13 de março, 2006 - 16h15 GMT (13h15 Brasília)
Ilana Rehavia
O porta-voz da campanha "Justiça por Jean" disse que encaminhará, em nome da família de Jean Charles de Menezes, reclamações formais à polícia e à imprensa por causa do vazamento de informações sobre uma acusação de estupro contra o eletricista.
Assad Rehman disse que está pedindo a investigação de como a informação chegou à imprensa. Além disso, ele mandará reclamações para a polícia, para a Comissão de Reclamações da Imprensa e também ao grupo Mirror, responsável pelos jornais que publicaram as reportagens.
A polícia metropolitana de Londres confirmou que foi contatada no início deste ano pela vítima de um suposto estupro no centro da cidade, acontecido há mais de três anos. A vítima teria fornecido o nome de Jean Charles de Menezes como um possível suspeito do ataque.

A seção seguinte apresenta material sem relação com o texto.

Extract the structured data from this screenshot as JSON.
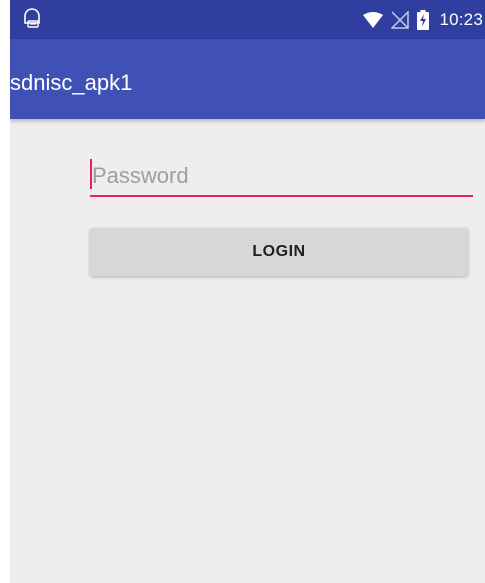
{
  "status_bar": {
    "notification_icon": "android-debug-icon",
    "wifi_icon": "wifi-full-icon",
    "signal_icon": "cell-signal-off-icon",
    "battery_icon": "battery-charging-icon",
    "time": "10:23"
  },
  "app_bar": {
    "title": "sdnisc_apk1",
    "color": "#3f51b5"
  },
  "login_form": {
    "password": {
      "placeholder": "Password",
      "value": ""
    },
    "login_label": "LOGIN",
    "accent_color": "#e91e63"
  }
}
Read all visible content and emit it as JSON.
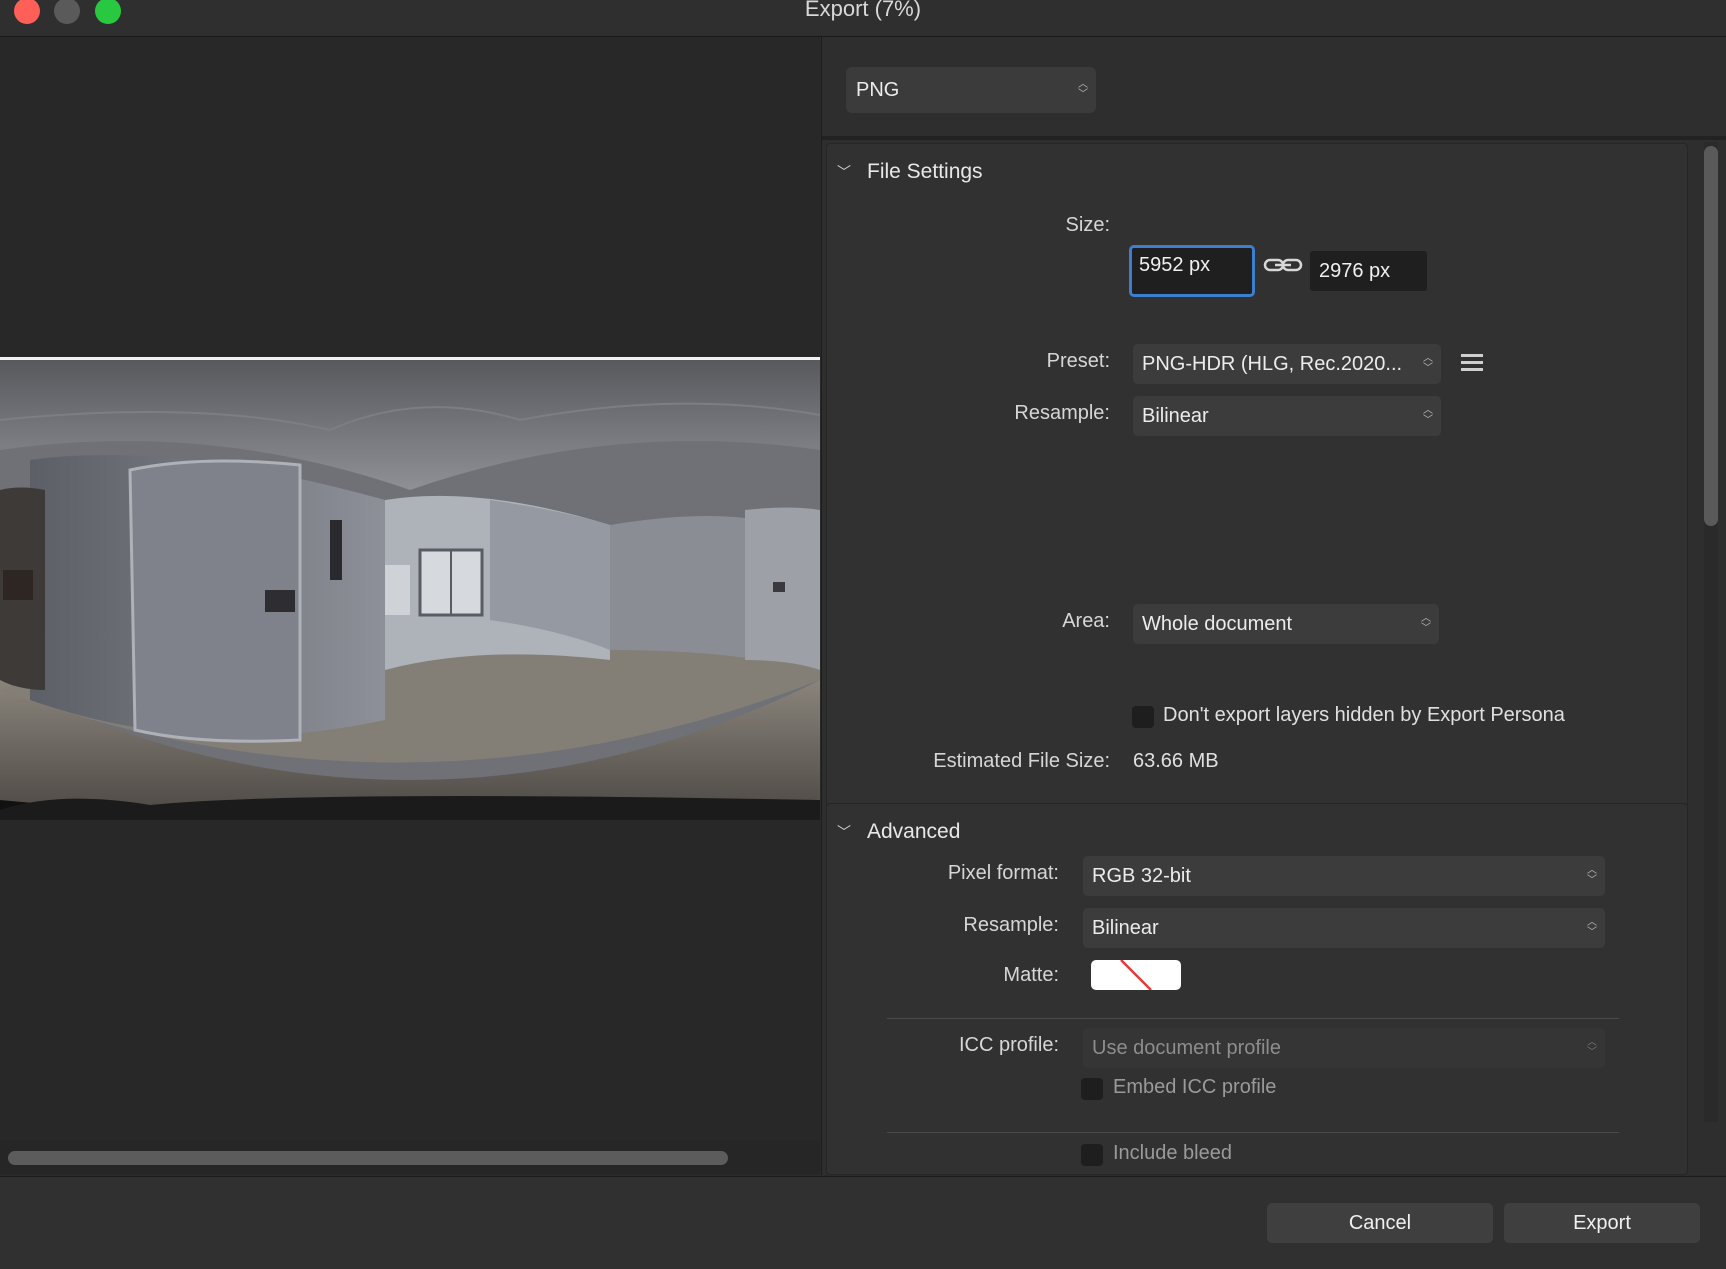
{
  "window": {
    "title": "Export (7%)"
  },
  "format": {
    "selected": "PNG"
  },
  "file_settings": {
    "header": "File Settings",
    "size_label": "Size:",
    "width_value": "5952 px",
    "height_value": "2976 px",
    "preset_label": "Preset:",
    "preset_value": "PNG-HDR (HLG, Rec.2020...",
    "resample_label": "Resample:",
    "resample_value": "Bilinear",
    "area_label": "Area:",
    "area_value": "Whole document",
    "hidden_layers_label": "Don't export layers hidden by Export Persona",
    "hidden_layers_checked": false,
    "est_size_label": "Estimated File Size:",
    "est_size_value": "63.66 MB"
  },
  "advanced": {
    "header": "Advanced",
    "pixel_format_label": "Pixel format:",
    "pixel_format_value": "RGB 32-bit",
    "resample_label": "Resample:",
    "resample_value": "Bilinear",
    "matte_label": "Matte:",
    "icc_label": "ICC profile:",
    "icc_value": "Use document profile",
    "embed_icc_label": "Embed ICC profile",
    "embed_icc_checked": false,
    "include_bleed_label": "Include bleed",
    "include_bleed_checked": false
  },
  "footer": {
    "cancel_label": "Cancel",
    "export_label": "Export"
  },
  "colors": {
    "focus_ring": "#3d7fcf",
    "close": "#fe5f57",
    "zoom": "#28c840"
  }
}
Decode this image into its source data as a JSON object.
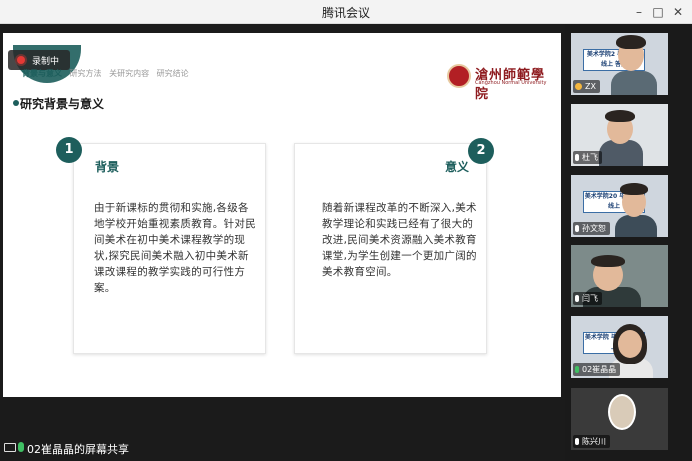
{
  "window": {
    "title": "腾讯会议",
    "controls": {
      "minimize": "–",
      "maximize": "□",
      "close": "✕"
    }
  },
  "recording": {
    "label": "录制中"
  },
  "slide": {
    "nav": [
      "背景与意义",
      "研究方法",
      "关研究内容",
      "研究结论"
    ],
    "logo_cn": "滄州師範學院",
    "logo_en": "Cangzhou Normal University",
    "heading": "研究背景与意义",
    "cards": [
      {
        "number": "1",
        "title": "背景",
        "body": "由于新课标的贯彻和实施,各级各地学校开始重视素质教育。针对民间美术在初中美术课程教学的现状,探究民间美术融入初中美术新课改课程的教学实践的可行性方案。"
      },
      {
        "number": "2",
        "title": "意义",
        "body": "随着新课程改革的不断深入,美术教学理论和实践已经有了很大的改进,民间美术资源融入美术教育课堂,为学生创建一个更加广阔的美术教育空间。"
      }
    ]
  },
  "share_bar": {
    "label": "02崔晶晶的屏幕共享"
  },
  "participants": [
    {
      "name": "ZX",
      "poster_text": "美术学院2 毕业论文 线上 答辩",
      "icon": "user-icon"
    },
    {
      "name": "杜飞",
      "icon": "mic-icon"
    },
    {
      "name": "孙文恕",
      "poster_text": "美术学院20 毕业论文 线上",
      "icon": "mic-icon"
    },
    {
      "name": "闫飞",
      "icon": "mic-icon"
    },
    {
      "name": "02崔晶晶",
      "poster_text": "美术学院 毕业论文 线上",
      "icon": "mic-icon"
    },
    {
      "name": "陈兴川",
      "icon": "mic-icon"
    }
  ],
  "colors": {
    "accent": "#1d5e5c",
    "brand_red": "#8e1b1f",
    "record": "#e53935",
    "mic_on": "#3fbf63"
  }
}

"A polícia está tentando difamar Jean Charles para desviar a atenção dos erros que levaram à morte dele", disse Alessandro Pereira, primo do eletricista.
Informações
A advogada da família do brasileiro, Harriet Wistrich, disse à BBC Brasil que vai apurar mais detalhes sobre a acusação de estupro contra o brasileiro, morto em julho de 2005, pela polícia, em uma estação de metrô de Londres, quando foi confundido com um "terrorista".
"Precisamos de mais informações sobre essa acusação, saber qual a data exata desse suposto ataque, em que estágio estão as investigações e qual a descrição feita pela vítima", disse Wistrich.
"Quero ver se não é possível excluir Jean Charles sem a necessidade de um exame de DNA. Pode ser que ele nem mesmo estivesse aqui na Grã-Bretanha na época do ataque".
A advogada disse que foi contatada pela Comissão Independente de Queixas contra a Polícia Britânica (IPCC, na sigla em inglês) há algumas semanas.
DNA
"Eles perguntaram se a polícia poderia usar amostras de DNA de Jean Charles por causa dessa acusação", disse Wistrich. "Eu disse a eles que a família precisaria consentir, mas eu não queria abordá-la antes de obter mais detalhes sobre as alegações."
A advogada afirmou que pediu então para que o IPCC encaminhasse um pedido à polícia para mais informações sobre o caso.
Wistrich disse que não obteve resposta até que recebeu, no sábado, uma ligação da polícia avisando que a história havia vazado e seria publicada nos jornais do dia seguinte.
"Eu liguei imediatamente para informar a família, que ficou claramente perturbada", disse Wistrich.
"Não está claro de onde veio esse vazamento para a imprensa, mas novamente parece que há elementos dentro da polícia tentando vazar informações para desviar a atenção de seus próprios erros", disse Wistrich.
A família deve se reunir com a advogada ainda nesta semana para discutir o caso.